Stefan Hanß
Zwischen Istanbul und Venedig: Eine Dragomanenfamilie und ihre Reisen im Mittelmeerraum (ca. 1610-1630)
Geschichte der Frühen Neuzeit (University of Cambridge, Prof. Ulinka Rublack)
Das Forschungsstipendium dient der Edition eines bislang unbekannten Selbstzeugnisses: Anfang des 17. Jahrhunderts reiste Gianesino Salvago, osmanischer Sultansuntertan und Dragomane in venezianischen Diensten, vom Machtzentrum des Osmanischen Reiches aus bis an die venezianische Adriaküste. Der von ihm verfasste Bericht der Balkanreise liefert außergewöhnliche Einsichten in frühneuzeitliche Kulturkontakte zwischen Venedig und dem Osmanischen Reich.
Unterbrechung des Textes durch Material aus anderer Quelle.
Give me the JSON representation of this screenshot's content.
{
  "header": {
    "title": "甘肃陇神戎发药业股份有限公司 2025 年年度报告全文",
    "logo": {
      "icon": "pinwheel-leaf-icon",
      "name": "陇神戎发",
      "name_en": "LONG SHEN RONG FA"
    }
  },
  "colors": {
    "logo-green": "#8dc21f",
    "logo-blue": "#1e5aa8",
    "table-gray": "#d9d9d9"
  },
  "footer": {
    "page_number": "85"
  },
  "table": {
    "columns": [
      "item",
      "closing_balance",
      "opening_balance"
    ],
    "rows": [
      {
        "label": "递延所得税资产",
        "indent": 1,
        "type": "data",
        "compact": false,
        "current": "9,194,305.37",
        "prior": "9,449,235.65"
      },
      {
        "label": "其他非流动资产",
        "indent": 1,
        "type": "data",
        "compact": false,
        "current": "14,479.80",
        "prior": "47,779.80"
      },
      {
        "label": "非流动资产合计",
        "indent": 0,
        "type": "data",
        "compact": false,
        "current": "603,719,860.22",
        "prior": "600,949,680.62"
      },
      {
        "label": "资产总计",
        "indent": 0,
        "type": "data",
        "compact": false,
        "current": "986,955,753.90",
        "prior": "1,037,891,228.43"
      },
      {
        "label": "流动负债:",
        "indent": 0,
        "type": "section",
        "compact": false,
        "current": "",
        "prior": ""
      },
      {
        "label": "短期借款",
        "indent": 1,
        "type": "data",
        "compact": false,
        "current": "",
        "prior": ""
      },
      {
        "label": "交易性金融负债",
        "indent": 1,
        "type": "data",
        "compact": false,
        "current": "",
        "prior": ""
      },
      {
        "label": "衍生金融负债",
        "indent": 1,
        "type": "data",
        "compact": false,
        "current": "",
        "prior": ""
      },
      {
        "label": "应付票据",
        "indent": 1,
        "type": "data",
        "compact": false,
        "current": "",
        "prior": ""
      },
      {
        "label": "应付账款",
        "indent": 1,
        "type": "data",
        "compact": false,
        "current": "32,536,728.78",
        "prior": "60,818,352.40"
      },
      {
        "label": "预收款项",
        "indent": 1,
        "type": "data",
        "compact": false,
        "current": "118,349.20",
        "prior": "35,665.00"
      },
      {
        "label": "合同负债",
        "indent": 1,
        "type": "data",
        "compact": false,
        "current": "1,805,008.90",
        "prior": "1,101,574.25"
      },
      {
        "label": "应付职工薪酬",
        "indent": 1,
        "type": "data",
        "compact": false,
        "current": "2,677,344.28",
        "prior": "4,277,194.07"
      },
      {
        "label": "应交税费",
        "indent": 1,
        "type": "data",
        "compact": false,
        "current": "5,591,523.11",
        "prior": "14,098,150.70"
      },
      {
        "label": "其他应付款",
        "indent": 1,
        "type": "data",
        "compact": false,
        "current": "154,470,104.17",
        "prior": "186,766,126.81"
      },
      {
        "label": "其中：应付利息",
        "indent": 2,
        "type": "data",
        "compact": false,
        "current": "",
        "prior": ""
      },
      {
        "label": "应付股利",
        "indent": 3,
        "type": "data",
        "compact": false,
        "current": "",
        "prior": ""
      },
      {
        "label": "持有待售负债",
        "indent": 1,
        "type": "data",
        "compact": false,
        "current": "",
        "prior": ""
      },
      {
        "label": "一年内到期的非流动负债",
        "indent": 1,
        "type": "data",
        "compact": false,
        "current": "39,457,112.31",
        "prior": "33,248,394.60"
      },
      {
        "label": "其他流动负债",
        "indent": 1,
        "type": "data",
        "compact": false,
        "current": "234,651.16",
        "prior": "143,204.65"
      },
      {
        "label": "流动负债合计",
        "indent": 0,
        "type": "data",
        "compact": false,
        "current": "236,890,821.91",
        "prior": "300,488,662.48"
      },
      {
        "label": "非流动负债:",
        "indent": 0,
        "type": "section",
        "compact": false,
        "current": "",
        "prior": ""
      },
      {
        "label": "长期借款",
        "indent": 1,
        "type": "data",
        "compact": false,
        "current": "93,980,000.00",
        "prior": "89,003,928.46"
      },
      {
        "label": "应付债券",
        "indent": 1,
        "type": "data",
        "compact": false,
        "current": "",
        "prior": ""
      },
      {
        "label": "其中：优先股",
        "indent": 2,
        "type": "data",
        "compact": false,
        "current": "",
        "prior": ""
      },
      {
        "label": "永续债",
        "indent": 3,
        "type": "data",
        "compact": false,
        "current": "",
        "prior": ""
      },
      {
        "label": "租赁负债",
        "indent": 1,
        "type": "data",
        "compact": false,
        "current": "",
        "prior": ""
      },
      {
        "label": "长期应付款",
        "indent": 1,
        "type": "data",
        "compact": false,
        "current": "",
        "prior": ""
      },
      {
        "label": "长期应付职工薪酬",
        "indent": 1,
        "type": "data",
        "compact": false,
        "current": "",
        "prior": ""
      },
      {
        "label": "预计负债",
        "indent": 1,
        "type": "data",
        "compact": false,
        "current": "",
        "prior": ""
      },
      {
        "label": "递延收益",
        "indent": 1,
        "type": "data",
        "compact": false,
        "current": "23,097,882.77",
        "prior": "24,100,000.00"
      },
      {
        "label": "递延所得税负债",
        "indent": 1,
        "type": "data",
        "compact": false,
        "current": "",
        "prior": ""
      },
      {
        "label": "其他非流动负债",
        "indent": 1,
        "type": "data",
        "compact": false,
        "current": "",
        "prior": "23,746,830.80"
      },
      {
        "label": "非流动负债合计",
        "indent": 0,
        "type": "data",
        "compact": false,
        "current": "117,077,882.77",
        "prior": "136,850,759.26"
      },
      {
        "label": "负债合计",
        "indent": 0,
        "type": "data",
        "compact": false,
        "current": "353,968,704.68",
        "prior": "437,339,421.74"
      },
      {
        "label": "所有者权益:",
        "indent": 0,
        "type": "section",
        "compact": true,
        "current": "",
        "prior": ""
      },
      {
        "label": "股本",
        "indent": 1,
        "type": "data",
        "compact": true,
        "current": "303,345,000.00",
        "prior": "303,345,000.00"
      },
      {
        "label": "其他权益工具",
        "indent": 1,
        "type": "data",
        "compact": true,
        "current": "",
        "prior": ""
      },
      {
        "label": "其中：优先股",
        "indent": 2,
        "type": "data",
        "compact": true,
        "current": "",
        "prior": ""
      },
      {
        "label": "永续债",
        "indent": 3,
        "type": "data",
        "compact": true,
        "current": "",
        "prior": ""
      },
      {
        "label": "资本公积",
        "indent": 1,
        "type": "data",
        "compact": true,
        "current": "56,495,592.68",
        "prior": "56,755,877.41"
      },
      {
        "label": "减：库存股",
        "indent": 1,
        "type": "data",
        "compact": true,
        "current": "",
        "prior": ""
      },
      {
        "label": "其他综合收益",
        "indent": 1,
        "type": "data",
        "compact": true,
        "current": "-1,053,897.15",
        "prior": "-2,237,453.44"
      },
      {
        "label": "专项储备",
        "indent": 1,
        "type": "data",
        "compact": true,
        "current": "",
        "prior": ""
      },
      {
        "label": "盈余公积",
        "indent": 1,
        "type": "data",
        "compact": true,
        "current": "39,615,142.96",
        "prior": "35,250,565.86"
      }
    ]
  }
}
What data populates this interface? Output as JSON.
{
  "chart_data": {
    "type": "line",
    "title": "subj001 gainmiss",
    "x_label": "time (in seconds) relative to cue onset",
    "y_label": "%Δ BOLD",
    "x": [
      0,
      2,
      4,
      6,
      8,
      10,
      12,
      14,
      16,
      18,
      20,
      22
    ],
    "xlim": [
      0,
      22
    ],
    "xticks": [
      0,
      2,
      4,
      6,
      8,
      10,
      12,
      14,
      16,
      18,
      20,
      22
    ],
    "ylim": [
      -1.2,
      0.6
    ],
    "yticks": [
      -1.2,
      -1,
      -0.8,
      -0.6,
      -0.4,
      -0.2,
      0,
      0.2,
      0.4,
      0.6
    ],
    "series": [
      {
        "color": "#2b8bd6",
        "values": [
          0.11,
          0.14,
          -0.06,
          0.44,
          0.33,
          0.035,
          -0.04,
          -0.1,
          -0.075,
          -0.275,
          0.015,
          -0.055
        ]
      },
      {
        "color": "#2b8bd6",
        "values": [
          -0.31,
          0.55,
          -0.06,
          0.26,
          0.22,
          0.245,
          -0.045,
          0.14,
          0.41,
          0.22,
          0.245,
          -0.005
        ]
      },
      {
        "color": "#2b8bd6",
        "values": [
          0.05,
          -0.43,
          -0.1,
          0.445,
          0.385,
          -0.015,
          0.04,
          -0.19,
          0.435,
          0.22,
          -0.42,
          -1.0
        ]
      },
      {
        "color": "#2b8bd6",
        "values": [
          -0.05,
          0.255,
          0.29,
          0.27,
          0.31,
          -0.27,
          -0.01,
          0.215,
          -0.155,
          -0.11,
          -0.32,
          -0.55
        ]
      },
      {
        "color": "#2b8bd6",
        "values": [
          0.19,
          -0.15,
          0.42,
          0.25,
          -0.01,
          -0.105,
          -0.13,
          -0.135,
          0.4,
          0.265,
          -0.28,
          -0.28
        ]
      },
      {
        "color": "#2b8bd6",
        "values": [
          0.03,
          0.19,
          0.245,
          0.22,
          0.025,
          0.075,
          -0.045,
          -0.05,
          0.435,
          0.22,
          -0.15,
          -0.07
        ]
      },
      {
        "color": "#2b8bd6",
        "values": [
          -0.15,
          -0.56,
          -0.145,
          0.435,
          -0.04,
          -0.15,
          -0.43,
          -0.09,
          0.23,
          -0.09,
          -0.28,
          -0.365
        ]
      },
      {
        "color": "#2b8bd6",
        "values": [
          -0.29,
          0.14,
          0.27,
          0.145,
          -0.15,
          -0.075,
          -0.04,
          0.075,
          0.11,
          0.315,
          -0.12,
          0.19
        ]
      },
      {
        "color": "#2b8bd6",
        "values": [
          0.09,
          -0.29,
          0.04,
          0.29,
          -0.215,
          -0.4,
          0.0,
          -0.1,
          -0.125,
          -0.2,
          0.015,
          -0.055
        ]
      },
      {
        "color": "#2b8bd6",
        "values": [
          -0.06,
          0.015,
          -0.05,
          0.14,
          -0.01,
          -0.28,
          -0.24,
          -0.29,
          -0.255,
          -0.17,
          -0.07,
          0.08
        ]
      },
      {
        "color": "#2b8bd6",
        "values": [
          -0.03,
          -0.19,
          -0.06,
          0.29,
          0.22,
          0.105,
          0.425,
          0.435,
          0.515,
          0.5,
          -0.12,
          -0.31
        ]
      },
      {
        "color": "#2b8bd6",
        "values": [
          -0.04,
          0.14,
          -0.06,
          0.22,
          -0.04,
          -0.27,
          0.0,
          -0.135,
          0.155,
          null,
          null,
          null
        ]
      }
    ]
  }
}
Aufgrund ausführlicher geografischer, sozialer, ökonomischer, politischer und militärischer Angaben ermöglicht die Quelle seltene Aussagen über lokale Realitäten in den umstrittenen Grenzregionen zweier Imperien. Vor allem der osmanisch-venezianische Balkanhandel und die diplomatischen Wirren, Spionageaktivitäten und politische Konflikte Venedigs mit den Osmanen, Ragusa, Spanien und Neapel werden behandelt.
Die Studie rekonstruiert den alltäglichen, merkantilen und diplomatischen Austausch in venezianisch-osmanischen Grenzgebieten auf der Balkanhalbinsel. Zudem steht das self-fashioning eines in transkulturellen Kontexten agierenden Sprachexperten im Mittelpunkt, weshalb auch die weiteren Tätigkeiten und Reisen der Familie Salvago erforscht werden. Gianesinos Balkanreise wird zum Beispiel im Hinblick auf eine weitere Reise kontextualisiert, die der Bruder des Verfassers, ebenfalls ein Dragomane in venezianischen Diensten in Istanbul, wenige Jahre später durch Nordafrika unternahm. Die Studie stellt damit nicht nur einen Beitrag zur venezianisch-osmanischen Diplomatiegeschichte dar, sondern rekonstruiert gesamtmediterrane Geschichte anhand eines spezifischen Selbstzeugnisses.